Andrea De Domenico, who heads the U.N. humanitarian office for the Palestinian territories, said that nine months into the Israeli war on Gaza, the U.N. “for the sole purpose of humanitarian planning” lowered the pre-war population estimate of a little less than 2.3 million, based on two numbers it has.

He said that 110,000 people have left Gaza and crossed into Egypt since October, according to the border authority, and more than 37,000 Palestinians have been killed in the war, according to the Palestinian health authority.

This doesn’t preclude that some people who left might come back, De Domenico told a U.N. press conference from Jerusalem. “But just for our programming purposes, as the humanitarian community, we estimate that the population present in Gaza comprises about 2.1 million people.”

Major challenge

Many of the 250,000 Palestinians that Israel ordered to evacuate from the Gaza Strip’s second-largest city Khan Younis are heading toward already overcrowded areas near the sea where there is not enough water and no toilets, De Domenico said.
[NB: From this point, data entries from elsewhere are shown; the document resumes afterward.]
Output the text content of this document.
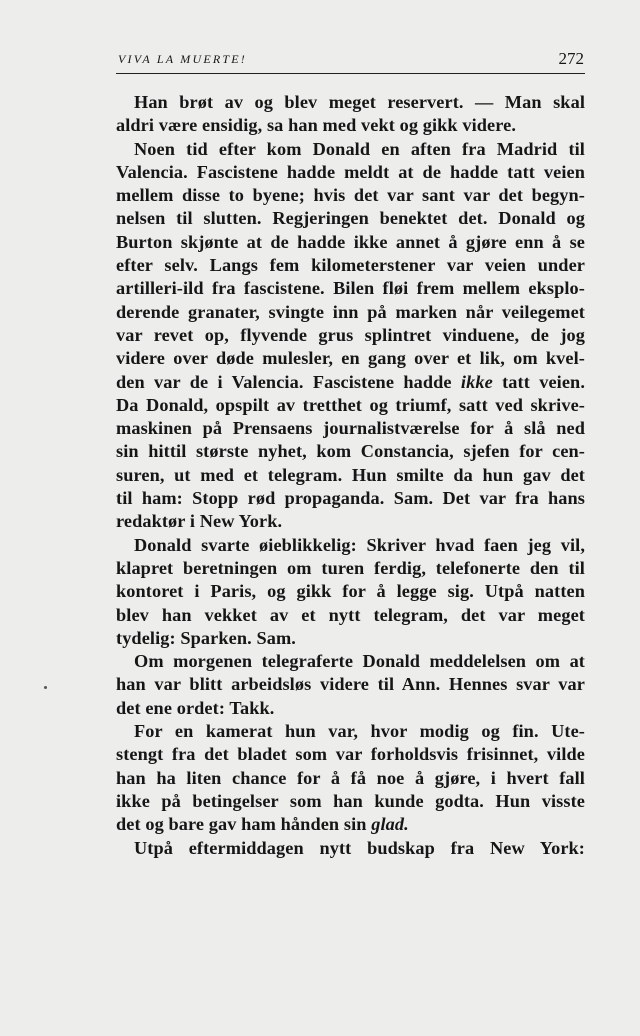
VIVA LA MUERTE!	272
Han brøt av og blev meget reservert. — Man skal
aldri være ensidig, sa han med vekt og gikk videre.
Noen tid efter kom Donald en aften fra Madrid til
Valencia. Fascistene hadde meldt at de hadde tatt veien
mellem disse to byene; hvis det var sant var det begyn-
nelsen til slutten. Regjeringen benektet det. Donald og
Burton skjønte at de hadde ikke annet å gjøre enn å se
efter selv. Langs fem kilometerstener var veien under
artilleri-ild fra fascistene. Bilen fløi frem mellem eksplo-
derende granater, svingte inn på marken når veilegemet
var revet op, flyvende grus splintret vinduene, de jog
videre over døde mulesler, en gang over et lik, om kvel-
den var de i Valencia. Fascistene hadde ikke tatt veien.
Da Donald, opspilt av tretthet og triumf, satt ved skrive-
maskinen på Prensaens journalistværelse for å slå ned
sin hittil største nyhet, kom Constancia, sjefen for cen-
suren, ut med et telegram. Hun smilte da hun gav det
til ham: Stopp rød propaganda. Sam. Det var fra hans
redaktør i New York.
Donald svarte øieblikkelig: Skriver hvad faen jeg vil,
klapret beretningen om turen ferdig, telefonerte den til
kontoret i Paris, og gikk for å legge sig. Utpå natten
blev han vekket av et nytt telegram, det var meget
tydelig: Sparken. Sam.
Om morgenen telegraferte Donald meddelelsen om at
han var blitt arbeidsløs videre til Ann. Hennes svar var
det ene ordet: Takk.
For en kamerat hun var, hvor modig og fin. Ute-
stengt fra det bladet som var forholdsvis frisinnet, vilde
han ha liten chance for å få noe å gjøre, i hvert fall
ikke på betingelser som han kunde godta. Hun visste
det og bare gav ham hånden sin glad.
Utpå eftermiddagen nytt budskap fra New York:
He said that it is “a major challenge” to even bring food to the two main places Palestinians are going: Muwasi, the coastal area designated by the Israeli army as a safe zone, and the nearby city of Deir al-Balah.

He stressed that Gaza is unique – “the only place in the world where people cannot find a safe refuge, and can’t leave the frontline.” Even in so-called safe areas, there are bombings.
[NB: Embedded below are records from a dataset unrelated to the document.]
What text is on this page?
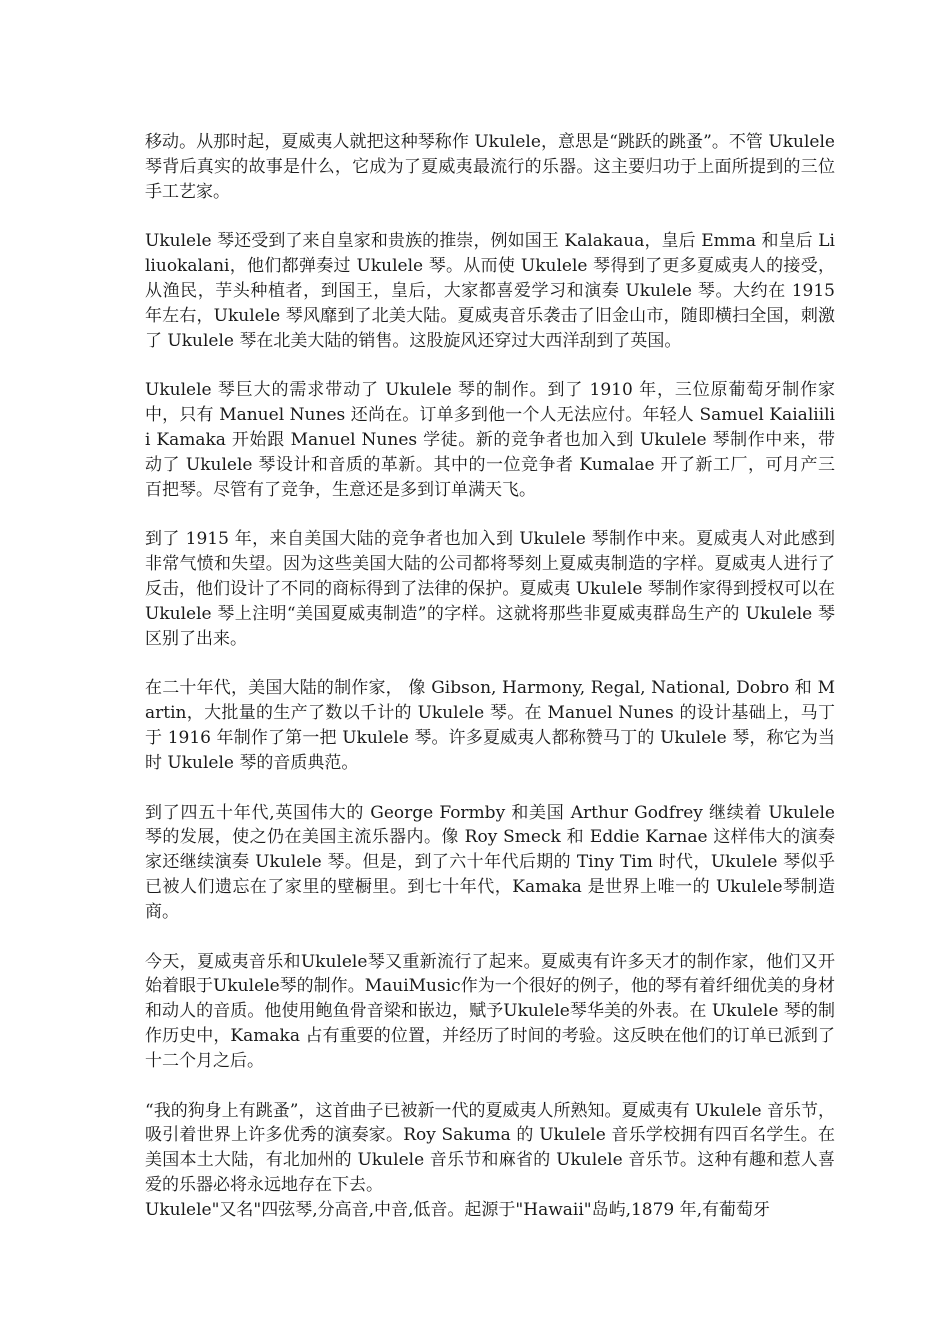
移动。从那时起，夏威夷人就把这种琴称作 Ukulele，意思是“跳跃的跳蚤”。不管 Ukulele 琴背后真实的故事是什么，它成为了夏威夷最流行的乐器。这主要归功于上面所提到的三位手工艺家。

Ukulele 琴还受到了来自皇家和贵族的推崇，例如国王 Kalakaua，皇后 Emma 和皇后 Liliuokalani，他们都弹奏过 Ukulele 琴。从而使 Ukulele 琴得到了更多夏威夷人的接受，从渔民，芋头种植者，到国王，皇后，大家都喜爱学习和演奏 Ukulele 琴。大约在 1915 年左右，Ukulele 琴风靡到了北美大陆。夏威夷音乐袭击了旧金山市，随即横扫全国，刺激了 Ukulele 琴在北美大陆的销售。这股旋风还穿过大西洋刮到了英国。

Ukulele 琴巨大的需求带动了 Ukulele 琴的制作。到了 1910 年，三位原葡萄牙制作家中，只有 Manuel Nunes 还尚在。订单多到他一个人无法应付。年轻人 Samuel Kaialiilii Kamaka 开始跟 Manuel Nunes 学徒。新的竞争者也加入到 Ukulele 琴制作中来，带动了 Ukulele 琴设计和音质的革新。其中的一位竞争者 Kumalae 开了新工厂，可月产三百把琴。尽管有了竞争，生意还是多到订单满天飞。

到了 1915 年，来自美国大陆的竞争者也加入到 Ukulele 琴制作中来。夏威夷人对此感到非常气愤和失望。因为这些美国大陆的公司都将琴刻上夏威夷制造的字样。夏威夷人进行了反击，他们设计了不同的商标得到了法律的保护。夏威夷 Ukulele 琴制作家得到授权可以在 Ukulele 琴上注明“美国夏威夷制造”的字样。这就将那些非夏威夷群岛生产的 Ukulele 琴区别了出来。

在二十年代，美国大陆的制作家， 像 Gibson, Harmony, Regal, National, Dobro 和 Martin，大批量的生产了数以千计的 Ukulele 琴。在 Manuel Nunes 的设计基础上，马丁于 1916 年制作了第一把 Ukulele 琴。许多夏威夷人都称赞马丁的 Ukulele 琴，称它为当时 Ukulele 琴的音质典范。

到了四五十年代,英国伟大的 George Formby 和美国 Arthur Godfrey 继续着 Ukulele 琴的发展，使之仍在美国主流乐器内。像 Roy Smeck 和 Eddie Karnae 这样伟大的演奏家还继续演奏 Ukulele 琴。但是，到了六十年代后期的 Tiny Tim 时代，Ukulele 琴似乎已被人们遗忘在了家里的壁橱里。到七十年代，Kamaka 是世界上唯一的 Ukulele琴制造商。

今天，夏威夷音乐和Ukulele琴又重新流行了起来。夏威夷有许多天才的制作家，他们又开始着眼于Ukulele琴的制作。MauiMusic作为一个很好的例子，他的琴有着纤细优美的身材和动人的音质。他使用鲍鱼骨音梁和嵌边，赋予Ukulele琴华美的外表。在 Ukulele 琴的制作历史中，Kamaka 占有重要的位置，并经历了时间的考验。这反映在他们的订单已派到了十二个月之后。

“我的狗身上有跳蚤”，这首曲子已被新一代的夏威夷人所熟知。夏威夷有 Ukulele 音乐节，吸引着世界上许多优秀的演奏家。Roy Sakuma 的 Ukulele 音乐学校拥有四百名学生。在美国本土大陆，有北加州的 Ukulele 音乐节和麻省的 Ukulele 音乐节。这种有趣和惹人喜爱的乐器必将永远地存在下去。

Ukulele"又名"四弦琴,分高音,中音,低音。起源于"Hawaii"岛屿,1879 年,有葡萄牙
De Domenico said Monday’s Israeli evacuation order from much of Khan Younis also included the locations the U.N. was planning for new warehouses, which are desperately needed since the main U.N. warehouses in the southern city of Rafah are off-limits because of ongoing Israeli military operations in that area and the closing of Rafah’s border crossing to Egypt.

De Domenico added that the U.N. is hoping to reach an agreement with Israeli authorities that the area for the new warehouses will be protected and not hit “by the military operation that could unfold in the coming hours.”

Then, he said, the U.N. could possibly restart humanitarian operations in the area.

The UN official said the U.N. is now able to meet basic needs in northern Gaza but getting aid into the south has been “very problematic” for the last four weeks, partially due to “the internal criminality linked to the smuggling of cigarettes.”

“That has become … the biggest challenge we have,” he said.

He explained that the U.N. has tried to find logistical solutions to deliver aid, but “there is no logistical solution to a political problem which resonates with the lack of law and order.”